Making a Mouldmade Lamp
Making a Mouldmade Lamp

A revolution in the production of Greek and Roman lamps
 



The earliest pottery lamps were either modelled by hand or thrown on a potter's wheel. Lamps made in a mould first appeared around the beginning of the 3rd century BC and moulding gradually replaced the earlier methods of manufacture. Unless carved in stone, the mould was taken from a patrix, a hand-fashioned model in clay or wood or another lamp. This patrix was covered in the material from which the two-part mould would be made (plaster or clay), one half at a time. Once dry and removed from the patrix, the two halves of the mould would be fired if of clay (plaster moulds were ready for use).

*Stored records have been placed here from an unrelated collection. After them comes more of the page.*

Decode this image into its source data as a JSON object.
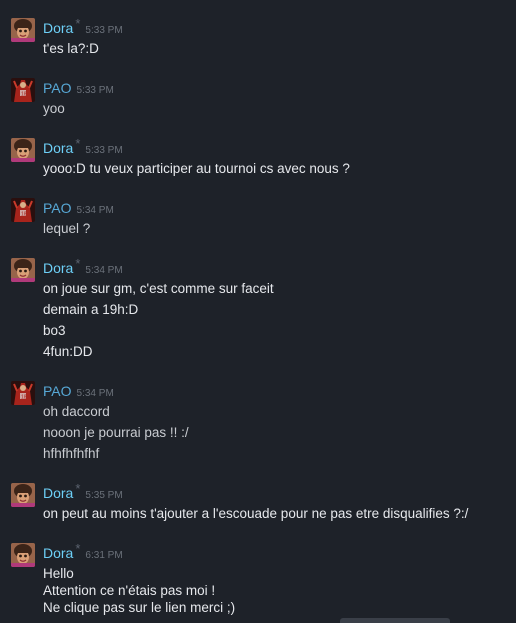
{
  "messages": [
    {
      "user": "Dora",
      "time": "5:33 PM",
      "starred": true,
      "lines": [
        "t'es la?:D"
      ]
    },
    {
      "user": "PAO",
      "time": "5:33 PM",
      "starred": false,
      "lines": [
        "yoo"
      ]
    },
    {
      "user": "Dora",
      "time": "5:33 PM",
      "starred": true,
      "lines": [
        "yooo:D tu veux participer au tournoi cs avec nous ?"
      ]
    },
    {
      "user": "PAO",
      "time": "5:34 PM",
      "starred": false,
      "lines": [
        "lequel ?"
      ]
    },
    {
      "user": "Dora",
      "time": "5:34 PM",
      "starred": true,
      "lines": [
        "on joue sur gm, c'est comme sur faceit",
        "demain a 19h:D",
        "bo3",
        "4fun:DD"
      ]
    },
    {
      "user": "PAO",
      "time": "5:34 PM",
      "starred": false,
      "lines": [
        "oh daccord",
        "nooon je pourrai pas !! :/",
        "hfhfhfhfhf"
      ]
    },
    {
      "user": "Dora",
      "time": "5:35 PM",
      "starred": true,
      "lines": [
        "on peut au moins t'ajouter a l'escouade pour ne pas etre disqualifies ?:/"
      ]
    },
    {
      "user": "Dora",
      "time": "6:31 PM",
      "starred": true,
      "lines": [
        "Hello",
        "Attention ce n'étais pas moi !",
        "Ne clique pas sur le lien merci ;)"
      ]
    }
  ],
  "icons": {
    "dora_avatar": "dora-avatar-icon",
    "pao_avatar": "pao-avatar-icon",
    "star": "star-icon"
  },
  "colors": {
    "background": "#1e2229",
    "dora_name": "#6dcff6",
    "pao_name": "#57a8d6",
    "timestamp": "#6b717a",
    "text": "#e6e8ec"
  }
}
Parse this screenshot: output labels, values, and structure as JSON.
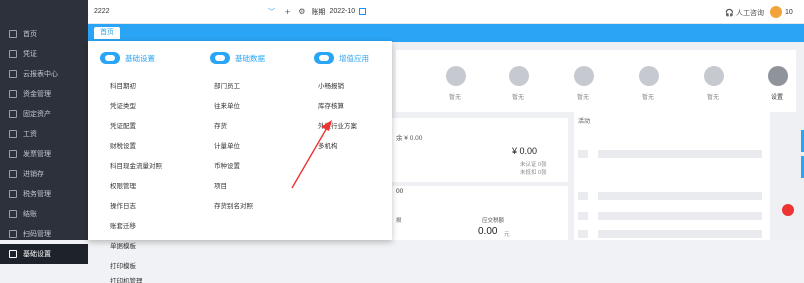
{
  "sidebar": {
    "items": [
      {
        "label": "首页"
      },
      {
        "label": "凭证"
      },
      {
        "label": "云报表中心"
      },
      {
        "label": "资金管理"
      },
      {
        "label": "固定资产"
      },
      {
        "label": "工资"
      },
      {
        "label": "发票管理"
      },
      {
        "label": "进销存"
      },
      {
        "label": "税务管理"
      },
      {
        "label": "结账"
      },
      {
        "label": "扫码管理"
      },
      {
        "label": "基础设置"
      }
    ]
  },
  "topbar": {
    "company": "2222",
    "period_label": "账期",
    "period_value": "2022-10",
    "support": "人工咨询",
    "user": "10"
  },
  "tabs": [
    {
      "label": "首页"
    }
  ],
  "menu": {
    "col1": {
      "title": "基础设置",
      "items": [
        "科目期初",
        "凭证类型",
        "凭证配置",
        "财税设置",
        "科目现金流量对照",
        "权限管理",
        "操作日志",
        "账套迁移",
        "单据模板",
        "打印模板",
        "打印机管理"
      ]
    },
    "col2": {
      "title": "基础数据",
      "items": [
        "部门员工",
        "往来单位",
        "存货",
        "计量单位",
        "币种设置",
        "项目",
        "存货别名对照"
      ]
    },
    "col3": {
      "title": "增值应用",
      "items": [
        "小畅报销",
        "库存核算",
        "外贸行业方案",
        "多机构"
      ]
    }
  },
  "dashboard": {
    "empty_label": "暂无",
    "settings_label": "设置",
    "activity_label": "活动",
    "balance_prefix": "余 ¥ 0.00",
    "amount": "¥ 0.00",
    "unverified": "未认证  0张",
    "unsigned": "未抵扣  0张",
    "hundreds": "00",
    "bottom_left_small": "损",
    "bottom_title": "应交税额",
    "bottom_value": "0.00",
    "bottom_unit": "元"
  },
  "colors": {
    "sidebar_bg": "#2c313b",
    "accent": "#2aa4f4",
    "arrow": "#e33"
  }
}
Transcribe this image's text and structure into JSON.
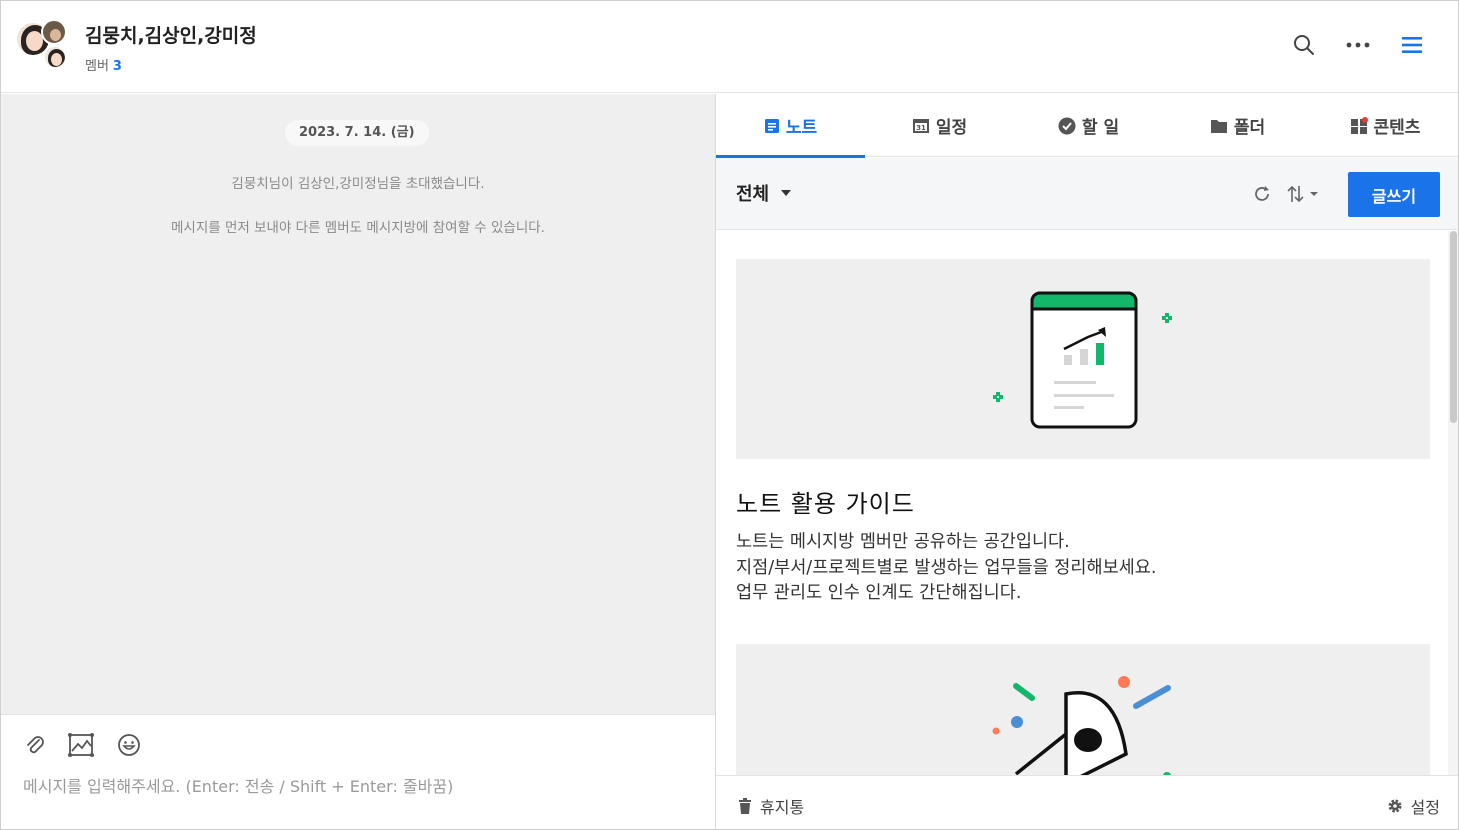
{
  "header": {
    "title": "김뭉치,김상인,강미정",
    "members_label": "멤버",
    "members_count": "3",
    "icons": [
      "search-icon",
      "more-icon",
      "menu-icon"
    ],
    "accent_color": "#1a73e8"
  },
  "chat": {
    "date": "2023. 7. 14. (금)",
    "system_messages": [
      "김뭉치님이 김상인,강미정님을 초대했습니다.",
      "메시지를 먼저 보내야 다른 멤버도 메시지방에 참여할 수 있습니다."
    ],
    "input_placeholder": "메시지를 입력해주세요. (Enter: 전송 / Shift + Enter: 줄바꿈)",
    "input_icons": [
      "attachment-icon",
      "image-icon",
      "emoji-icon"
    ]
  },
  "panel": {
    "tabs": [
      {
        "label": "노트",
        "icon": "note-icon",
        "active": true
      },
      {
        "label": "일정",
        "icon": "calendar-icon",
        "active": false
      },
      {
        "label": "할 일",
        "icon": "check-icon",
        "active": false
      },
      {
        "label": "폴더",
        "icon": "folder-icon",
        "active": false
      },
      {
        "label": "콘텐츠",
        "icon": "contents-icon",
        "active": false
      }
    ],
    "filter_label": "전체",
    "write_button": "글쓰기",
    "guide": {
      "title": "노트 활용 가이드",
      "lines": [
        "노트는 메시지방 멤버만 공유하는 공간입니다.",
        "지점/부서/프로젝트별로 발생하는 업무들을 정리해보세요.",
        "업무 관리도 인수 인계도 간단해집니다."
      ]
    },
    "footer": {
      "trash_label": "휴지통",
      "settings_label": "설정"
    }
  }
}
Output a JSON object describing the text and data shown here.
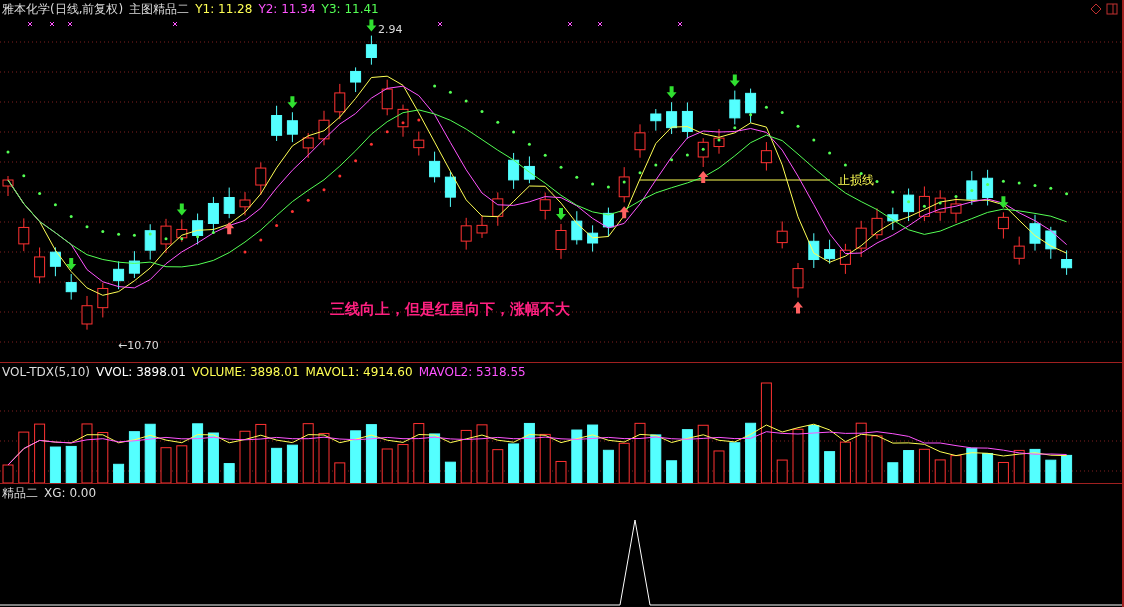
{
  "title": {
    "stock": "雅本化学(日线,前复权)",
    "indicator": "主图精品二"
  },
  "ma_readings": [
    {
      "label": "Y1: 11.28",
      "color": "#ffff54"
    },
    {
      "label": "Y2: 11.34",
      "color": "#ff54ff"
    },
    {
      "label": "Y3: 11.41",
      "color": "#54ff54"
    }
  ],
  "price_labels": {
    "high": "2.94",
    "low": "←10.70"
  },
  "stop_loss_label": "止损线",
  "annotation": "三线向上，但是红星向下，涨幅不大",
  "volume_panel": {
    "name": "VOL-TDX(5,10)",
    "readings": [
      {
        "label": "VVOL: 3898.01",
        "color": "#ffffff"
      },
      {
        "label": "VOLUME: 3898.01",
        "color": "#ffff54"
      },
      {
        "label": "MAVOL1: 4914.60",
        "color": "#ffff54"
      },
      {
        "label": "MAVOL2: 5318.55",
        "color": "#ff54ff"
      }
    ]
  },
  "xg_panel": {
    "name": "精品二",
    "reading": "XG: 0.00"
  }
}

To make a lamp a thin layer of clay was pressed into each half of the mould and the two halves of the mould put together, the corresponding bosses and indentations of the halves providing a register. After sufficient time had elapsed for the clay to dry to a rubbery consistency, the lamp was removed from the mould. The mould seams of the lamp were then made good with wet clay and pared if necessary. The various holes were pierced where appropriate: wick-hole, filling-hole, air-hole, handle-piercing. The lamp was then left to dry out completely and fired in the kiln.

Key
Making the mould itself:

a) The patrix

b) Making the mould in two halves

c) Trimming the mould to shape
Using the mould to make a lamp:

d) Lining up the mould halves with clay already pressed inside to make a lamp

e) Opening the mould to reveal the lamp formed inside




Top half of a clay Roman lamp mould, Balkans, 2nd-4th century AD

Evidence suggests that the vast majority of Roman mouldmade lamps were produced in plaster moulds. Although relatively few moulds have survived that in itself suggests they were made of a perishable material since many thousands must have been in use over the centuries. The evidence is also on the lamps themselves: a plaster mould typically has air bubbles in the surface and a high proportion of Roman lamps show the raised globules caused by them.

                   
Top half of a plaster lamp mould (North Africa, 5th century AD) on the left and a lamp made from a similar mould on the right.